Editor's Choice

History will be the judge

BMJ 2010; 340 doi: https://doi.org/10.1136/bmj.c2447 (Published 06 May 2010) Cite this as: BMJ 2010;340:c2447
  1. Fiona Godlee, editor, BMJ
  1. fgodlee{at}bmj.com

    It’s easy to dismiss history. As someone has said, “there’s no future in it.” But the Wellcome Trust’s announcement that it will close its centre for history of medicine at UCL has hit a nerve (doi:10.1136/bmj.c2364), which may have surprised those who made the decision.

    Some of the disquiet is about how the decision was made. It seems to have been done almost casually, without the academic review required by the centre’s terms of agreement, indeed without input from any historians; and not as part of a strategic plan but in reaction to what sound like difficult but resolvable local issues. To pull the plug on an institution with a high reputation after 50 years because of short term problems, without consultation or proper explanation, seems rash.

    But the decision itself is also worrying. The centre is highly productive, both in teaching and research. It was given a top ranking in the latest UK-wide peer reviewed research assessment exercise, and it attracts academics from around the world. The trust says it remains fully supportive of the study of the history of medicine, but by dismantling its flagship department with so little regard for those who work in the field it has sent out a very different and damaging message.

    I have an interest: I did a BSc in the history of medicine at the Wellcome Institute in London. But all of us have an interest. As members of a profession not always known for its humility, we need to remember and understand the blind alleys that medicine has gone down, the unnecessary suffering it has caused, the important innovations that have been ignored or suppressed, and the ancient professional rivalries that have led to our current divisions. We cannot afford to ignore our history or those with the skills to interpret it for us. The Wellcome Trust would only gain in stature by reconsidering its decision.
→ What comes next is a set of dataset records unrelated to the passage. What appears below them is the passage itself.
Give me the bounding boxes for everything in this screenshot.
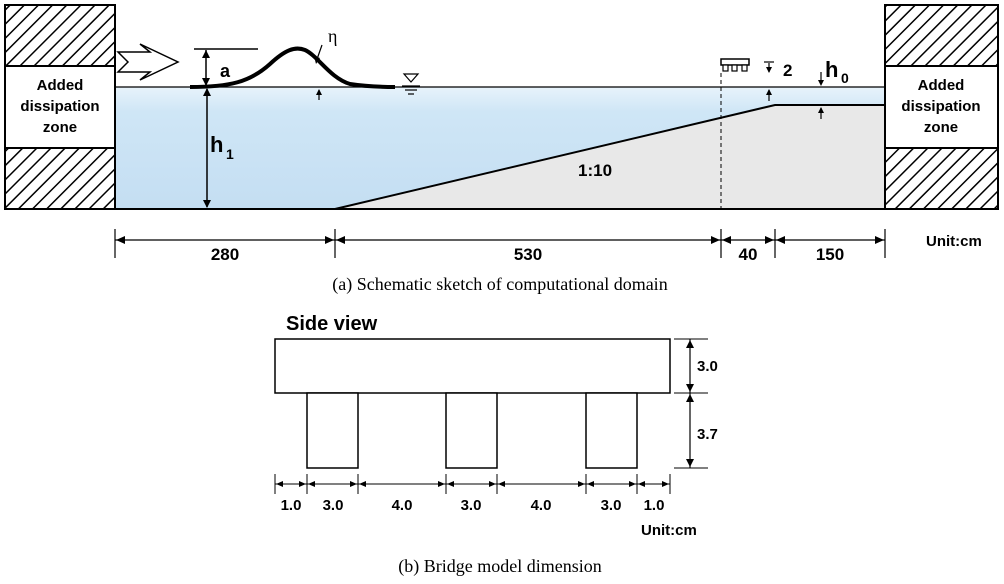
caption-a: (a) Schematic sketch of computational do… xyxy=(332,274,667,295)
right-zone-line3: zone xyxy=(924,119,958,136)
width-dimension-lines xyxy=(274,474,671,494)
width-3: 4.0 xyxy=(392,497,413,514)
dimension-lines xyxy=(114,229,886,258)
domain-sketch: Added dissipation zone Added dissipation… xyxy=(4,4,999,295)
slope-line xyxy=(334,104,885,210)
solitary-wave xyxy=(189,46,396,89)
width-7: 1.0 xyxy=(644,497,665,514)
dim-530: 530 xyxy=(514,245,542,264)
side-view-title: Side view xyxy=(286,313,378,335)
girder-1 xyxy=(306,392,359,469)
label-h1-sub: 1 xyxy=(226,146,234,162)
width-4: 3.0 xyxy=(461,497,482,514)
label-deck-gap: 2 xyxy=(783,61,792,80)
right-zone-line1: Added xyxy=(918,77,965,94)
wave-direction-arrow-icon xyxy=(116,43,180,81)
water-level-symbol-icon xyxy=(402,73,420,83)
girder-2 xyxy=(445,392,498,469)
slope-fill xyxy=(335,105,885,209)
amplitude-arrowhead-bottom xyxy=(202,78,210,86)
width-2: 3.0 xyxy=(323,497,344,514)
dim-40: 40 xyxy=(739,245,758,264)
bridge-model-icon xyxy=(720,58,750,72)
width-1: 1.0 xyxy=(281,497,302,514)
bridge-side-view: Side view 3.0 3.7 xyxy=(274,313,718,577)
left-zone-box xyxy=(4,65,116,149)
label-slope: 1:10 xyxy=(578,161,612,180)
caption-b: (b) Bridge model dimension xyxy=(398,556,601,577)
left-zone-line2: dissipation xyxy=(20,98,99,115)
width-5: 4.0 xyxy=(531,497,552,514)
label-a: a xyxy=(220,61,231,81)
eta-arrowhead xyxy=(314,56,320,64)
girder-3 xyxy=(585,392,638,469)
eta-base-arrowhead xyxy=(316,89,322,95)
dim-150: 150 xyxy=(816,245,844,264)
label-h0: h xyxy=(825,57,838,82)
height-deck: 3.0 xyxy=(697,358,718,375)
label-eta: η xyxy=(328,26,337,46)
left-zone-line1: Added xyxy=(37,77,84,94)
bridge-unit: Unit:cm xyxy=(641,522,697,539)
height-girder: 3.7 xyxy=(697,426,718,443)
width-6: 3.0 xyxy=(601,497,622,514)
amplitude-arrowhead-top xyxy=(202,50,210,58)
left-zone-line3: zone xyxy=(43,119,77,136)
right-zone-line2: dissipation xyxy=(901,98,980,115)
dim-280: 280 xyxy=(211,245,239,264)
right-zone-box xyxy=(884,65,999,149)
label-h1: h xyxy=(210,132,223,157)
sketch-unit: Unit:cm xyxy=(926,233,982,250)
bridge-deck xyxy=(274,338,671,394)
label-h0-sub: 0 xyxy=(841,70,849,86)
    History should have a lot to say about the contest between public health and the tobacco industry, and an announcement this week may prove to be a decisive battle. From 2011, all tobacco products in Australia will be sold in standardised plain packets giving only the name of the manufacturer in a standard font (doi:10.1136/bmj.c2401). The Australian government predicts it will cut the number of smokers by 2-3%. A 25% hike in tobacco excise will also help to cut consumption, as well as saving healthcare costs and increasing tax revenues.

    In their personal view (doi:10.1136/bmj.c2436) Simon Chapman, former editor of the BMJ’s sister journal Tobacco Control, and Becky Freeman explain that the aim is to “denormalise” tobacco products, and stop them being seen as ordinary grocery items competing for consumers’ attention. The move has two wonderful ironies nested within it. Firstly, the rationale for the change has come from the industry’s own trade publications, which extol the importance of packaging, especially in “dark” markets where tobacco advertising is banned. Secondly, it will use reverse marketing to make the packaging as unattractive as possible, especially to young people.

    Given the unpredictability of fashion trends, there is always the risk that the new unbranded packets will become the new cool. Let’s hope not. Congratulations Australia. Where you lead the rest of the world must surely follow.